Using an adaptive cache sizing strategy means that your program's resource usage is going to be both variable and unpredictable. (With respect to both memory and the I/O and server requests used to populate that prefetch cache.) For a lot of server situations, that's not good. (Especially in HPC or DB servers, which this sounds like it might be for, or a high-utilization/high-throughput environment.) Consistency, configurability, and availability are often more important than maximum resource utilization. And locality of reference tends to fall off quickly, so you're likely getting very diminishing returns with larger cache sizes. If this is going to be used server-side, at least leave the option for explicit control of cache sizes, and probably make that the default, if not only, option.
There is a way: it is called virtual memory (vm). All three operating systems listed will use virtual memory (vm), unless there is no hardware support (which may be true in embedded systems). So I will assume that vm support is present.
Here is a quote from the architecture notes of the Varnish project:
The really short answer is that computers do not have two kinds of storage any more.
I would suggest you read the full text here: http://www.varnish-cache.org/trac/wiki/ArchitectNotes
It is a good read, and I believe will answer your question.

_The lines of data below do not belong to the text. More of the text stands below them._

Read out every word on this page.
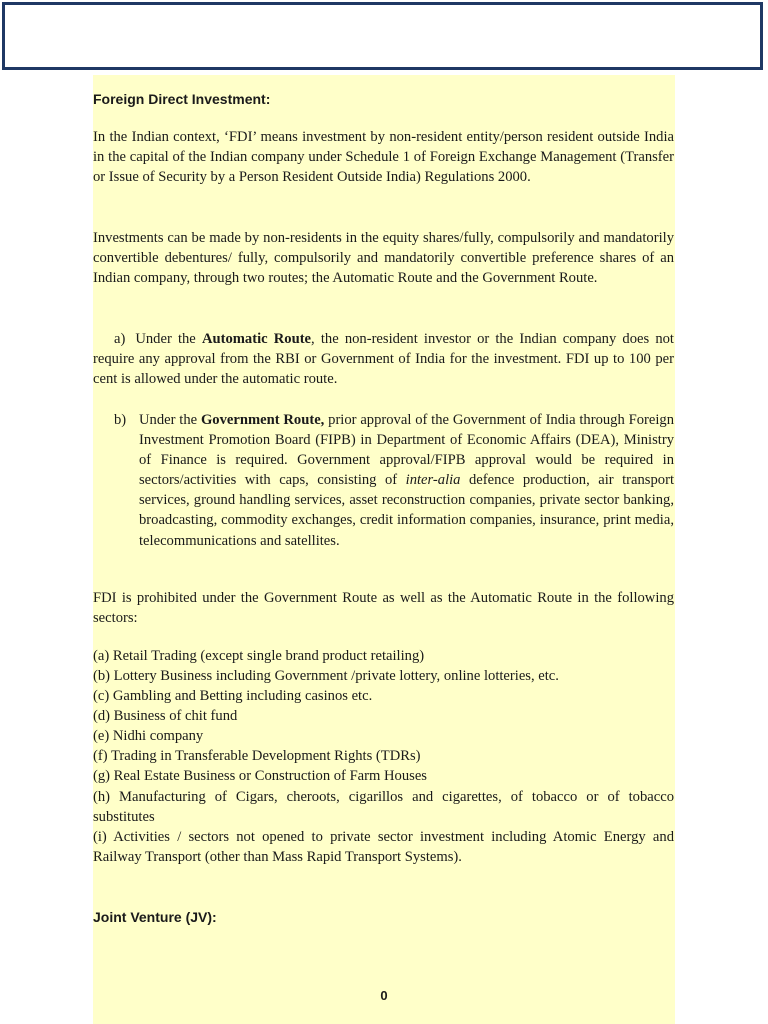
Foreign Direct Investment:

In the Indian context, ‘FDI’ means investment by non-resident entity/person resident outside India in the capital of the Indian company under Schedule 1 of Foreign Exchange Management (Transfer or Issue of Security by a Person Resident Outside India) Regulations 2000.

Investments can be made by non-residents in the equity shares/fully, compulsorily and mandatorily convertible debentures/ fully, compulsorily and mandatorily convertible preference shares of an Indian company, through two routes; the Automatic Route and the Government Route.

a) Under the Automatic Route, the non-resident investor or the Indian company does not require any approval from the RBI or Government of India for the investment. FDI up to 100 per cent is allowed under the automatic route.

b) Under the Government Route, prior approval of the Government of India through Foreign Investment Promotion Board (FIPB) in Department of Economic Affairs (DEA), Ministry of Finance is required. Government approval/FIPB approval would be required in sectors/activities with caps, consisting of inter-alia defence production, air transport services, ground handling services, asset reconstruction companies, private sector banking, broadcasting, commodity exchanges, credit information companies, insurance, print media, telecommunications and satellites.

FDI is prohibited under the Government Route as well as the Automatic Route in the following sectors:

(a) Retail Trading (except single brand product retailing)

(b) Lottery Business including Government /private lottery, online lotteries, etc.

(c) Gambling and Betting including casinos etc.

(d) Business of chit fund

(e) Nidhi company

(f) Trading in Transferable Development Rights (TDRs)

(g) Real Estate Business or Construction of Farm Houses

(h) Manufacturing of Cigars, cheroots, cigarillos and cigarettes, of tobacco or of tobacco substitutes

(i) Activities / sectors not opened to private sector investment including Atomic Energy and Railway Transport (other than Mass Rapid Transport Systems).

Joint Venture (JV):
0
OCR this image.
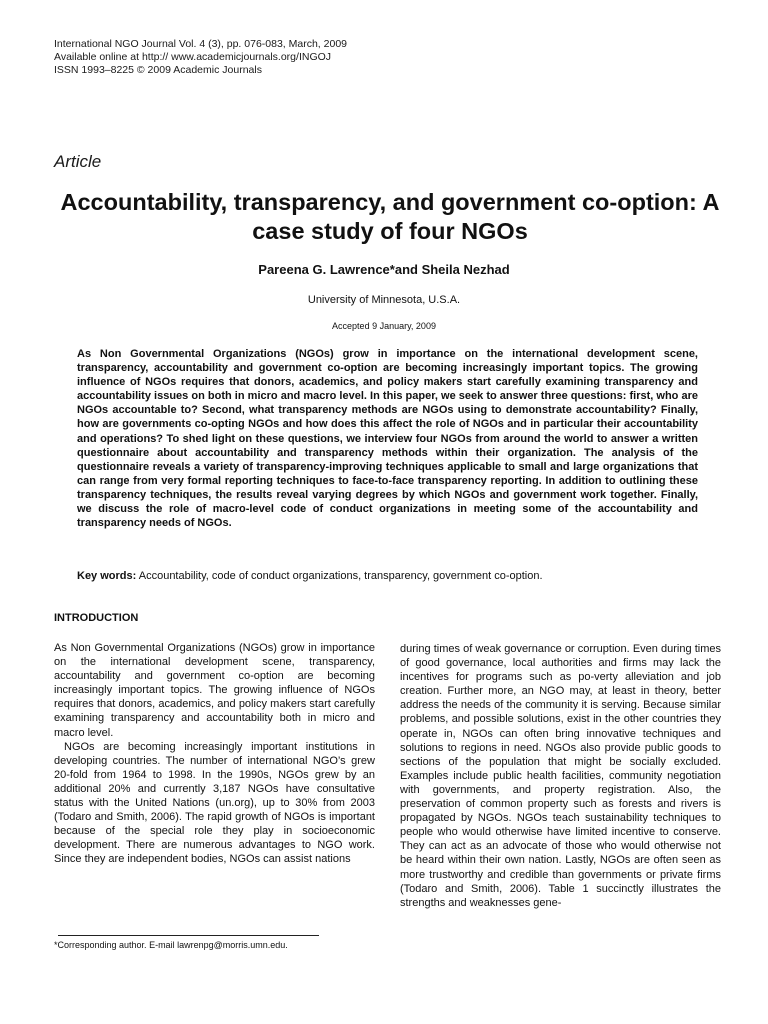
International NGO Journal Vol. 4 (3), pp. 076-083, March, 2009
Available online at http:// www.academicjournals.org/INGOJ
ISSN 1993–8225 © 2009 Academic Journals
Article
Accountability, transparency, and government co-option: A case study of four NGOs
Pareena G. Lawrence*and Sheila Nezhad
University of Minnesota, U.S.A.
Accepted 9 January, 2009

As Non Governmental Organizations (NGOs) grow in importance on the international development scene, transparency, accountability and government co-option are becoming increasingly important topics. The growing influence of NGOs requires that donors, academics, and policy makers start carefully examining transparency and accountability issues on both in micro and macro level. In this paper, we seek to answer three questions: first, who are NGOs accountable to? Second, what transparency methods are NGOs using to demonstrate accountability? Finally, how are governments co-opting NGOs and how does this affect the role of NGOs and in particular their accountability and operations? To shed light on these questions, we interview four NGOs from around the world to answer a written questionnaire about accountability and transparency methods within their organization. The analysis of the questionnaire reveals a variety of transparency-improving techniques applicable to small and large organizations that can range from very formal reporting techniques to face-to-face transparency reporting. In addition to outlining these transparency techniques, the results reveal varying degrees by which NGOs and government work together. Finally, we discuss the role of macro-level code of conduct organizations in meeting some of the accountability and transparency needs of NGOs.

Key words: Accountability, code of conduct organizations, transparency, government co-option.

INTRODUCTION

As Non Governmental Organizations (NGOs) grow in importance on the international development scene, transparency, accountability and government co-option are becoming increasingly important topics. The growing influence of NGOs requires that donors, academics, and policy makers start carefully examining transparency and accountability both in micro and macro level.

NGOs are becoming increasingly important institutions in developing countries. The number of international NGO’s grew 20-fold from 1964 to 1998. In the 1990s, NGOs grew by an additional 20% and currently 3,187 NGOs have consultative status with the United Nations (un.org), up to 30% from 2003 (Todaro and Smith, 2006). The rapid growth of NGOs is important because of the special role they play in socioeconomic development. There are numerous advantages to NGO work. Since they are independent bodies, NGOs can assist nations

during times of weak governance or corruption. Even during times of good governance, local authorities and firms may lack the incentives for programs such as po-verty alleviation and job creation. Further more, an NGO may, at least in theory, better address the needs of the community it is serving. Because similar problems, and possible solutions, exist in the other countries they operate in, NGOs can often bring innovative techniques and solutions to regions in need. NGOs also provide public goods to sections of the population that might be socially excluded. Examples include public health facilities, community negotiation with governments, and property registration. Also, the preservation of common property such as forests and rivers is propagated by NGOs. NGOs teach sustainability techniques to people who would otherwise have limited incentive to conserve. They can act as an advocate of those who would otherwise not be heard within their own nation. Lastly, NGOs are often seen as more trustworthy and credible than governments or private firms (Todaro and Smith, 2006). Table 1 succinctly illustrates the strengths and weaknesses gene-

*Corresponding author. E-mail lawrenpg@morris.umn.edu.
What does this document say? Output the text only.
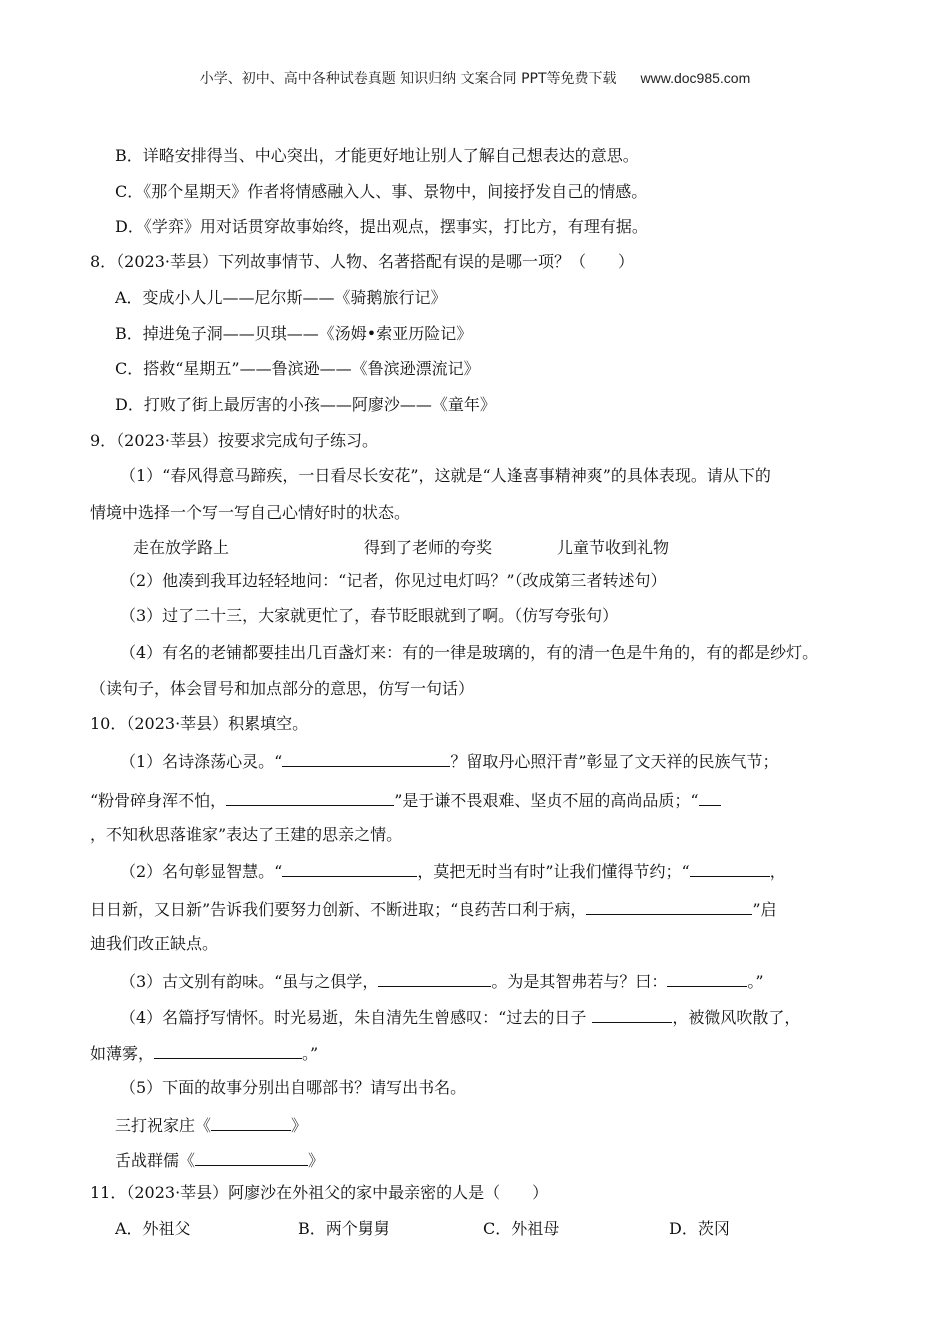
小学、初中、高中各种试卷真题 知识归纳 文案合同 PPT等免费下载 www.doc985.com
B．详略安排得当、中心突出，才能更好地让别人了解自己想表达的意思。
C．《那个星期天》作者将情感融入人、事、景物中，间接抒发自己的情感。
D．《学弈》用对话贯穿故事始终，提出观点，摆事实，打比方，有理有据。
8．（2023·莘县）下列故事情节、人物、名著搭配有误的是哪一项？（　　）
A．变成小人儿——尼尔斯——《骑鹅旅行记》
B．掉进兔子洞——贝琪——《汤姆•索亚历险记》
C．搭救“星期五”——鲁滨逊——《鲁滨逊漂流记》
D．打败了街上最厉害的小孩——阿廖沙——《童年》
9．（2023·莘县）按要求完成句子练习。
（1）“春风得意马蹄疾，一日看尽长安花”，这就是“人逢喜事精神爽”的具体表现。请从下的
情境中选择一个写一写自己心情好时的状态。
走在放学路上	得到了老师的夸奖	儿童节收到礼物
（2）他凑到我耳边轻轻地问：“记者，你见过电灯吗？”（改成第三者转述句）
（3）过了二十三，大家就更忙了，春节眨眼就到了啊。（仿写夸张句）
（4）有名的老铺都要挂出几百盏灯来：有的一律是玻璃的，有的清一色是牛角的，有的都是纱灯。
（读句子，体会冒号和加点部分的意思，仿写一句话）
10．（2023·莘县）积累填空。
（1）名诗涤荡心灵。“	？留取丹心照汗青”彰显了文天祥的民族气节；
“粉骨碎身浑不怕，	”是于谦不畏艰难、坚贞不屈的高尚品质；“
，不知秋思落谁家”表达了王建的思亲之情。
（2）名句彰显智慧。“	，莫把无时当有时”让我们懂得节约；“	，
日日新，又日新”告诉我们要努力创新、不断进取；“良药苦口利于病，	”启
迪我们改正缺点。
（3）古文别有韵味。“虽与之俱学，	。为是其智弗若与？曰：	。”
（4）名篇抒写情怀。时光易逝，朱自清先生曾感叹：“过去的日子	，被微风吹散了，
如薄雾，	。”
（5）下面的故事分别出自哪部书？请写出书名。
三打祝家庄《	》
舌战群儒《	》
11．（2023·莘县）阿廖沙在外祖父的家中最亲密的人是（　　）
A．外祖父	B．两个舅舅	C．外祖母	D．茨冈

You could attempt to allocate some large-ish block of memory then check for a memory allocation exception. If the exception occurs, dump data. The problem is, this will only work when all system memory (or process limit) is reached. This means your application is likely to start swapping.
try {
char *buf = new char[10 * 1024 * 1024]; // 10 megabytes
free(buf);
} catch (const std::bad_alloc &) {
// Memory allocation failed - clean up old buffers
}
The problems with this approach are:
Running out of system memory can be dangerous and cause random applications to be shut down
Better memory management might be a better solution. If there is data that can be freed, why has it not already been freed? Is there a periodic process you could run to clean up unneeded data?